По случаю визита в дом Барка командир двадцатой хилиархии вновь облачился в доспехи и даже надел новую кирасу.
– Это был всеобщий восторг, – с радостью сообщил Магон и добавил, видимо, уже не считая нужным скрывать от Федора истинный размер подкреплений, – сенат рукоплескал нашим победам. Увидев три медимна золотых сенаторских колец, мне тут же пообещали сто кораблей с пехотинцами, сорок слонов и пять тысяч нумидийцев.
– Но если не ошибаюсь, – припомнил Федор, – перед штурмом Рима Ганнибал говорил про двести квинкерем?

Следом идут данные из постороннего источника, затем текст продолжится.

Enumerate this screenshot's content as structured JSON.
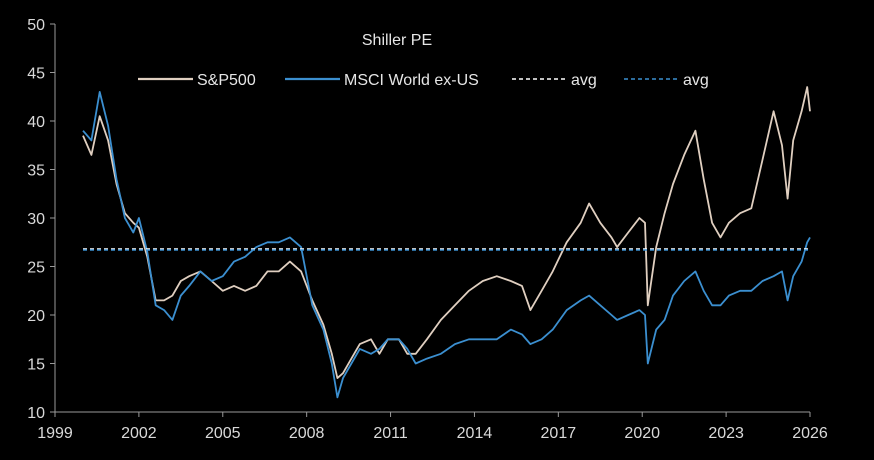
{
  "chart_data": {
    "type": "line",
    "title": "Shiller PE",
    "xlabel": "",
    "ylabel": "",
    "xlim": [
      1999,
      2026
    ],
    "ylim": [
      10,
      50
    ],
    "grid": false,
    "legend_position": "top",
    "x_ticks": [
      "1999",
      "2002",
      "2005",
      "2008",
      "2011",
      "2014",
      "2017",
      "2020",
      "2023",
      "2026"
    ],
    "y_ticks": [
      "10",
      "15",
      "20",
      "25",
      "30",
      "35",
      "40",
      "45",
      "50"
    ],
    "series": [
      {
        "name": "S&P500",
        "color": "#e0cfc0",
        "style": "solid",
        "x": [
          2000.0,
          2000.3,
          2000.6,
          2000.9,
          2001.2,
          2001.5,
          2001.8,
          2002.0,
          2002.3,
          2002.6,
          2002.9,
          2003.2,
          2003.5,
          2003.8,
          2004.2,
          2004.6,
          2005.0,
          2005.4,
          2005.8,
          2006.2,
          2006.6,
          2007.0,
          2007.4,
          2007.8,
          2008.2,
          2008.6,
          2008.9,
          2009.1,
          2009.3,
          2009.6,
          2009.9,
          2010.3,
          2010.6,
          2010.9,
          2011.3,
          2011.6,
          2011.9,
          2012.3,
          2012.8,
          2013.3,
          2013.8,
          2014.3,
          2014.8,
          2015.3,
          2015.7,
          2016.0,
          2016.4,
          2016.8,
          2017.3,
          2017.8,
          2018.1,
          2018.5,
          2018.9,
          2019.1,
          2019.5,
          2019.9,
          2020.1,
          2020.2,
          2020.5,
          2020.8,
          2021.1,
          2021.5,
          2021.9,
          2022.2,
          2022.5,
          2022.8,
          2023.1,
          2023.5,
          2023.9,
          2024.3,
          2024.7,
          2025.0,
          2025.2,
          2025.4,
          2025.7,
          2025.9,
          2026.0
        ],
        "y": [
          38.5,
          36.5,
          40.5,
          38.0,
          33.5,
          30.5,
          29.5,
          29.0,
          26.0,
          21.5,
          21.5,
          22.0,
          23.5,
          24.0,
          24.5,
          23.5,
          22.5,
          23.0,
          22.5,
          23.0,
          24.5,
          24.5,
          25.5,
          24.5,
          21.5,
          19.0,
          16.0,
          13.5,
          14.0,
          15.5,
          17.0,
          17.5,
          16.0,
          17.5,
          17.5,
          16.0,
          16.0,
          17.5,
          19.5,
          21.0,
          22.5,
          23.5,
          24.0,
          23.5,
          23.0,
          20.5,
          22.5,
          24.5,
          27.5,
          29.5,
          31.5,
          29.5,
          28.0,
          27.0,
          28.5,
          30.0,
          29.5,
          21.0,
          27.0,
          30.5,
          33.5,
          36.5,
          39.0,
          34.0,
          29.5,
          28.0,
          29.5,
          30.5,
          31.0,
          36.0,
          41.0,
          37.5,
          32.0,
          38.0,
          41.0,
          43.5,
          41.0
        ]
      },
      {
        "name": "MSCI World ex-US",
        "color": "#3b8fd0",
        "style": "solid",
        "x": [
          2000.0,
          2000.3,
          2000.6,
          2000.9,
          2001.2,
          2001.5,
          2001.8,
          2002.0,
          2002.3,
          2002.6,
          2002.9,
          2003.2,
          2003.5,
          2003.8,
          2004.2,
          2004.6,
          2005.0,
          2005.4,
          2005.8,
          2006.2,
          2006.6,
          2007.0,
          2007.4,
          2007.8,
          2008.2,
          2008.6,
          2008.9,
          2009.1,
          2009.3,
          2009.6,
          2009.9,
          2010.3,
          2010.6,
          2010.9,
          2011.3,
          2011.6,
          2011.9,
          2012.3,
          2012.8,
          2013.3,
          2013.8,
          2014.3,
          2014.8,
          2015.3,
          2015.7,
          2016.0,
          2016.4,
          2016.8,
          2017.3,
          2017.8,
          2018.1,
          2018.5,
          2018.9,
          2019.1,
          2019.5,
          2019.9,
          2020.1,
          2020.2,
          2020.5,
          2020.8,
          2021.1,
          2021.5,
          2021.9,
          2022.2,
          2022.5,
          2022.8,
          2023.1,
          2023.5,
          2023.9,
          2024.3,
          2024.7,
          2025.0,
          2025.2,
          2025.4,
          2025.7,
          2025.9,
          2026.0
        ],
        "y": [
          39.0,
          38.0,
          43.0,
          39.5,
          34.0,
          30.0,
          28.5,
          30.0,
          26.5,
          21.0,
          20.5,
          19.5,
          22.0,
          23.0,
          24.5,
          23.5,
          24.0,
          25.5,
          26.0,
          27.0,
          27.5,
          27.5,
          28.0,
          27.0,
          21.0,
          18.5,
          15.0,
          11.5,
          13.5,
          15.0,
          16.5,
          16.0,
          16.5,
          17.5,
          17.5,
          16.5,
          15.0,
          15.5,
          16.0,
          17.0,
          17.5,
          17.5,
          17.5,
          18.5,
          18.0,
          17.0,
          17.5,
          18.5,
          20.5,
          21.5,
          22.0,
          21.0,
          20.0,
          19.5,
          20.0,
          20.5,
          20.0,
          15.0,
          18.5,
          19.5,
          22.0,
          23.5,
          24.5,
          22.5,
          21.0,
          21.0,
          22.0,
          22.5,
          22.5,
          23.5,
          24.0,
          24.5,
          21.5,
          24.0,
          25.5,
          27.5,
          28.0
        ]
      },
      {
        "name": "avg",
        "color": "#ffffff",
        "style": "dashed",
        "x": [
          2000.0,
          2026.0
        ],
        "y": [
          26.8,
          26.8
        ]
      },
      {
        "name": "avg",
        "color": "#3b8fd0",
        "style": "dashed",
        "x": [
          2000.0,
          2026.0
        ],
        "y": [
          26.7,
          26.7
        ]
      }
    ]
  }
}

– Это уже забыто, – отмахнулся Магон, нахмурившись, – сенатор Ганнон, за которым сейчас стоит большинство, недавно отправил часть нового флота в Испанию, на помощь нашему брату Гасдрубалу. Васконы снова подняли там мятеж, который нужно немедленно подавить. А восемь тысяч пехотинцев он услал на дальние границы Нумидии, чтобы расширить там владения Карфагена. И уверял меня, что наемников сейчас не хватает.
– Значит, все-таки Ганнон, – пробормотал себе под нос Чайка, а, повысив голос, спросил: – Но зачем отсылать так нужных нам пехотинцев в глубь материка, а флот в Испанию, если главные события происходят в Риме?
– Это же Ганнон, – скривил губы в усмешке его собеседник, – этот древний старик строил козни еще моему отцу. А теперь мешает брату и мне. Он ненавидит всю нашу семью и ради этого готов разрушить плоды любой победы Карфагена, с которой связано имя Барка. Даже той, что уже почти свершилась, несмотря на его противодействие.
– Но остальные сенаторы, они-то, что, не понимают, что победа над Римом принесет им не только моральное удовлетворение? – не удержался Федор, снова позабыв о том, кто он есть и с кем разговаривает.
Однако Магон не обратил на его фамильярность должного внимания. На слишком больную мозоль наступил Федор.
– Ганнон очень богат и влиятелен. Уверен, он многих подкупил, – стал излагать свою точку зрения брат Ганнибала. – Кроме того, война отсюда видится совсем по-другому. Ганнон внушил многим, что мой брат начал эту войну больше по собственному усмотрению, нежели по приказу сената, хотя приказ был. И теперь многие считают, что было бы неплохо, если бы Ганнибал сам закончил ее, без посторонней помощи. И без новых затрат на войну.
Услышав это, Федору вновь захотелось перейти на русский язык и произнести пару крепких словечек в адрес сената, но он сдержался.